The requirements for a valid voluntary disclosure are that the disclosure must—

•be voluntary;

•involve a default;

•be full and complete in all material respects;

•involve the potential application of a penalty or additional tax in respect of the default;

•not result in a refund due by the Commissioner;

•be made in the prescribed form and manner(at this stage, SARS has not yet released the documentation required and will probably do so only once the legislation has been enacted);

•be made within the period prescribed by the Commissioner by notice in the Gazette; and

•be in respect of a default which occurred prior to 17 February 2010

Confirmation of eligibility: No name voluntary disclosure  

The Commissioner is authorised to issue a nonbinding private opinion as to whether a person qualifies for the relief, so long as the person provides sufficient information for SARS to reach a decision. This information need not include the identity of any party to the default. Thus, it would appear that tax practitioners may seek guidance from SARS as to whether a particular taxpayer qualifies for the relief or not.
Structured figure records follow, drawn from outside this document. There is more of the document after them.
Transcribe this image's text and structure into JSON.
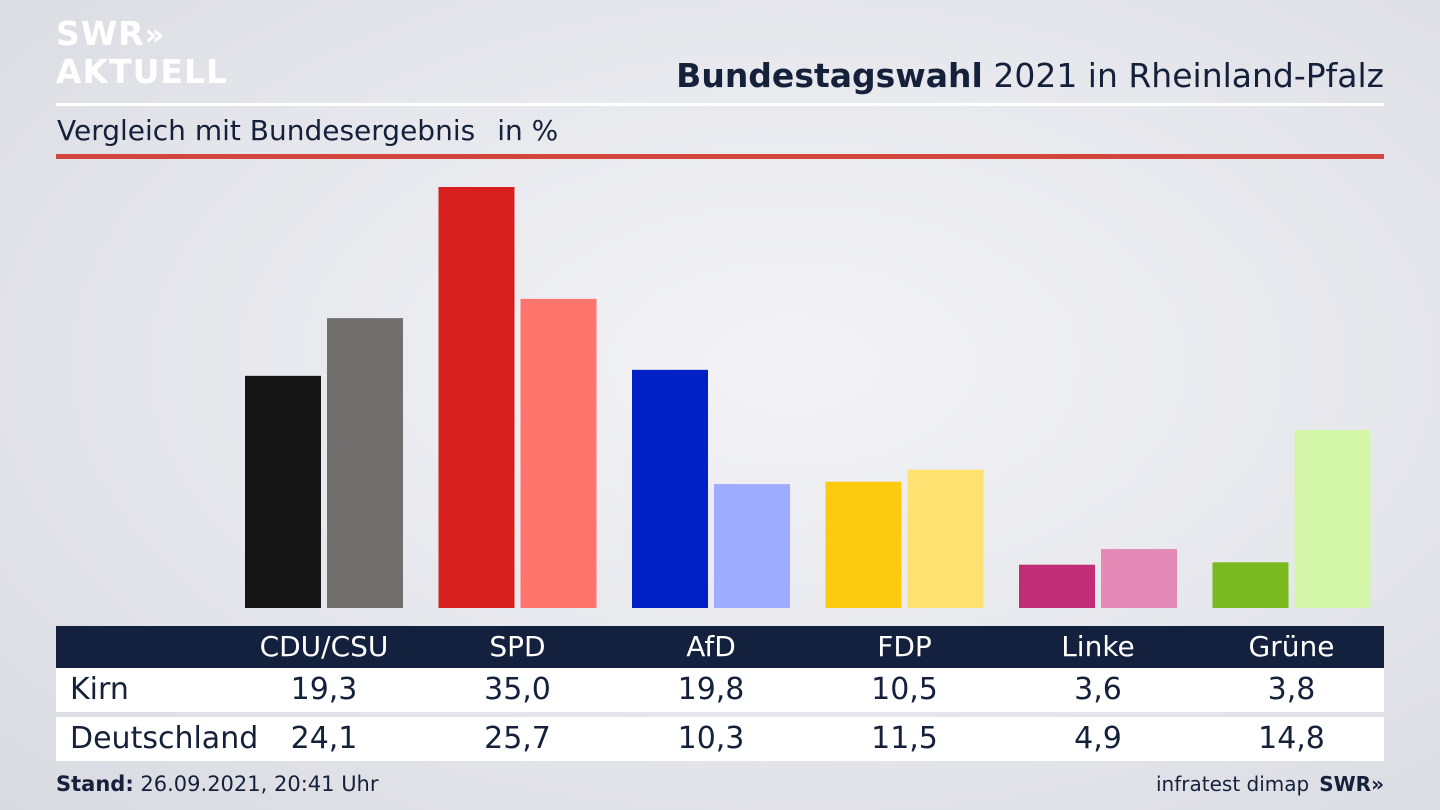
{
  "brand": {
    "logo_line1": "SWR",
    "logo_chevrons": "»",
    "logo_line2": "AKTUELL"
  },
  "header": {
    "title_bold": "Bundestagswahl",
    "title_rest": "2021 in Rheinland-Pfalz"
  },
  "subheader": {
    "text": "Vergleich mit Bundesergebnis",
    "unit": "in %"
  },
  "table": {
    "rows": [
      {
        "label": "Kirn",
        "values": [
          "19,3",
          "35,0",
          "19,8",
          "10,5",
          "3,6",
          "3,8"
        ]
      },
      {
        "label": "Deutschland",
        "values": [
          "24,1",
          "25,7",
          "10,3",
          "11,5",
          "4,9",
          "14,8"
        ]
      }
    ]
  },
  "footer": {
    "stand_label": "Stand:",
    "stand_value": "26.09.2021, 20:41 Uhr",
    "source": "infratest dimap",
    "broadcaster": "SWR»"
  },
  "chart_data": {
    "type": "bar",
    "title": "Bundestagswahl 2021 in Rheinland-Pfalz",
    "subtitle": "Vergleich mit Bundesergebnis in %",
    "categories": [
      "CDU/CSU",
      "SPD",
      "AfD",
      "FDP",
      "Linke",
      "Grüne"
    ],
    "series": [
      {
        "name": "Kirn",
        "values": [
          19.3,
          35.0,
          19.8,
          10.5,
          3.6,
          3.8
        ],
        "colors": [
          "#151515",
          "#d81f1f",
          "#0021c6",
          "#fccb10",
          "#c02f76",
          "#7aba20"
        ]
      },
      {
        "name": "Deutschland",
        "values": [
          24.1,
          25.7,
          10.3,
          11.5,
          4.9,
          14.8
        ],
        "colors": [
          "#706f6d",
          "#ff756e",
          "#9eabff",
          "#fde271",
          "#e38ab6",
          "#d3f6a9"
        ]
      }
    ],
    "ylim": [
      0,
      35.0
    ],
    "grid": false,
    "legend": "table-below"
  }
}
•No criminal prosecution for any statutory offence under a tax Act or a related common law offence.

•One hundred per cent relief in respect of any penalty and additional tax (excluding a penalty imposed in terms of section 75B of the Income

Tax Act or in terms of a tax Act for the late submission of a return or for the late payment of tax).

•In respect of interest—

-One hundred per cent; or

-Fifty per cent where the taxpayer is subject to an audit or investigation and it has been decided by SARS that the person may still apply for the relief.               
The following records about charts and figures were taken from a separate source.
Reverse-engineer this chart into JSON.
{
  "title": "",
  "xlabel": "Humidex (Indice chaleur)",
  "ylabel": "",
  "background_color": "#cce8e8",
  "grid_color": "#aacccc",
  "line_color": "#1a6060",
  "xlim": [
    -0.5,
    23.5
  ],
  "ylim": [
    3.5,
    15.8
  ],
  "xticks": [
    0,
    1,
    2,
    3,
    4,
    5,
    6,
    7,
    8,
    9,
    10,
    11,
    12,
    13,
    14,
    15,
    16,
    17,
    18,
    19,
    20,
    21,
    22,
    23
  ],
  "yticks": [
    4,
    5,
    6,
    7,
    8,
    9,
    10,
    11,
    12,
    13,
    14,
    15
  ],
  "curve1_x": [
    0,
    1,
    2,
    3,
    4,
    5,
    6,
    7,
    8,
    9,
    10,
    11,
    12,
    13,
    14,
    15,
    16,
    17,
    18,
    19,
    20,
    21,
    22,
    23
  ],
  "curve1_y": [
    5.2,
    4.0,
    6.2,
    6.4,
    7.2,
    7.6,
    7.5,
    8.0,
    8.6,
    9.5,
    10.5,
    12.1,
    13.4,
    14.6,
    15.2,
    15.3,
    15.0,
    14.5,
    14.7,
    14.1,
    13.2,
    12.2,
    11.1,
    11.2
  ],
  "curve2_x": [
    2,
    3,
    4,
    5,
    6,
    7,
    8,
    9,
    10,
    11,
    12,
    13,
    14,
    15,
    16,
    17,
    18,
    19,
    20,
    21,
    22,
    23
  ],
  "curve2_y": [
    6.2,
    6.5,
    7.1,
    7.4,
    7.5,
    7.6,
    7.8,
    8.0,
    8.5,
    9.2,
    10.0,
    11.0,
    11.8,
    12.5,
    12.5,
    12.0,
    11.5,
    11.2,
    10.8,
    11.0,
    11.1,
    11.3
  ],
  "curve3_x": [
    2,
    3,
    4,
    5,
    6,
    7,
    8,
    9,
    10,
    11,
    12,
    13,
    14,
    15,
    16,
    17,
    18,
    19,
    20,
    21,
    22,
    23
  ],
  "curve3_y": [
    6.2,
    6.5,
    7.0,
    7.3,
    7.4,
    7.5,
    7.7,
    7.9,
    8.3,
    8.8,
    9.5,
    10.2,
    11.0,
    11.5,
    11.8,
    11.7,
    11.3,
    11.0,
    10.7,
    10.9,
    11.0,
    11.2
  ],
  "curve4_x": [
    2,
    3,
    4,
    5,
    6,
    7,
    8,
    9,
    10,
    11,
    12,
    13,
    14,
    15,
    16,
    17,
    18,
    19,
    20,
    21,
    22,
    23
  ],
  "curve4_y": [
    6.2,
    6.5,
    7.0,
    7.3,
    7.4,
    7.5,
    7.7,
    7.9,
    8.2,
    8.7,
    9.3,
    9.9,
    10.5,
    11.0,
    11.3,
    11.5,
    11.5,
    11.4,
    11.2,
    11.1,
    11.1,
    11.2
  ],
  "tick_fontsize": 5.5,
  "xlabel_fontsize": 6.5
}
•The granting of the relief must be evidenced by a written agreement between the Commissioner and the applicant who is liable for the outstanding tax.

•The agreement must be in the format prescribed by the Commissioner and must include details of—

-the material facts of the default on which the voluntary disclosure relief is based;

-the amount payable by the person, which amount must separately reflect the tax payable and the interest amount payable, if any;

-the arrangements and dates for payment; 

-treatment of the issue in future years or periods; and

-relevant undertakings by the parties.

•The agreement is not subject to objection and appeal.
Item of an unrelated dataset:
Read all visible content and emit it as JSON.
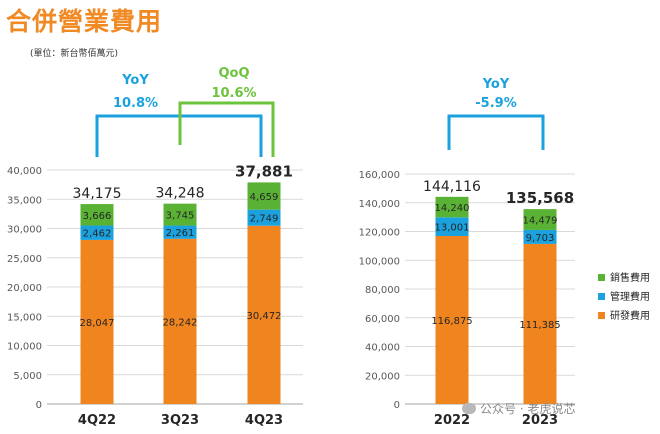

•Subsequent to the conclusion of the voluntary disclosure agreement, if it is established that the applicant failed to disclose a material fact, the Commissioner may—

-withdraw any relief granted;

-regard any amount paid in terms of the agreement to constitute part payment of any further outstanding tax in respect of the relevant default; and

-pursue criminal prosecution.

•Any of the aforegoing decisions by the Commissioner are subject to objection and appeal or internal review.

Assessment or determination to give effect to agreement 

The legislation requires that SARS must issue an assessment to the taxpayer reflecting the agreement concluded under the VDP.Such assessment issued is not subject to an objection and appeal or internal review in that the assessment will be based on disclosures made by the taxpayer to SARS under the VDP.


Taxpayers who have failed to comply with the tax laws should consider availing themselves of the voluntary disclosure relief.The relief will be available only in respect of applications lodged with the authorities from 1 November 2010 to 31 October 2011 and is available to all taxpayers.

Those taxpayers who qualify for relief will benefit under the VDP in that no additional tax, penalties or interest will be imposed and, furthermore, SARS will not institute criminal prosecution.It must be noted that the voluntary disclosure relief does not constitute an amnesty in that any tax that should have been paid and was not paid over to SARS,will always remain payable.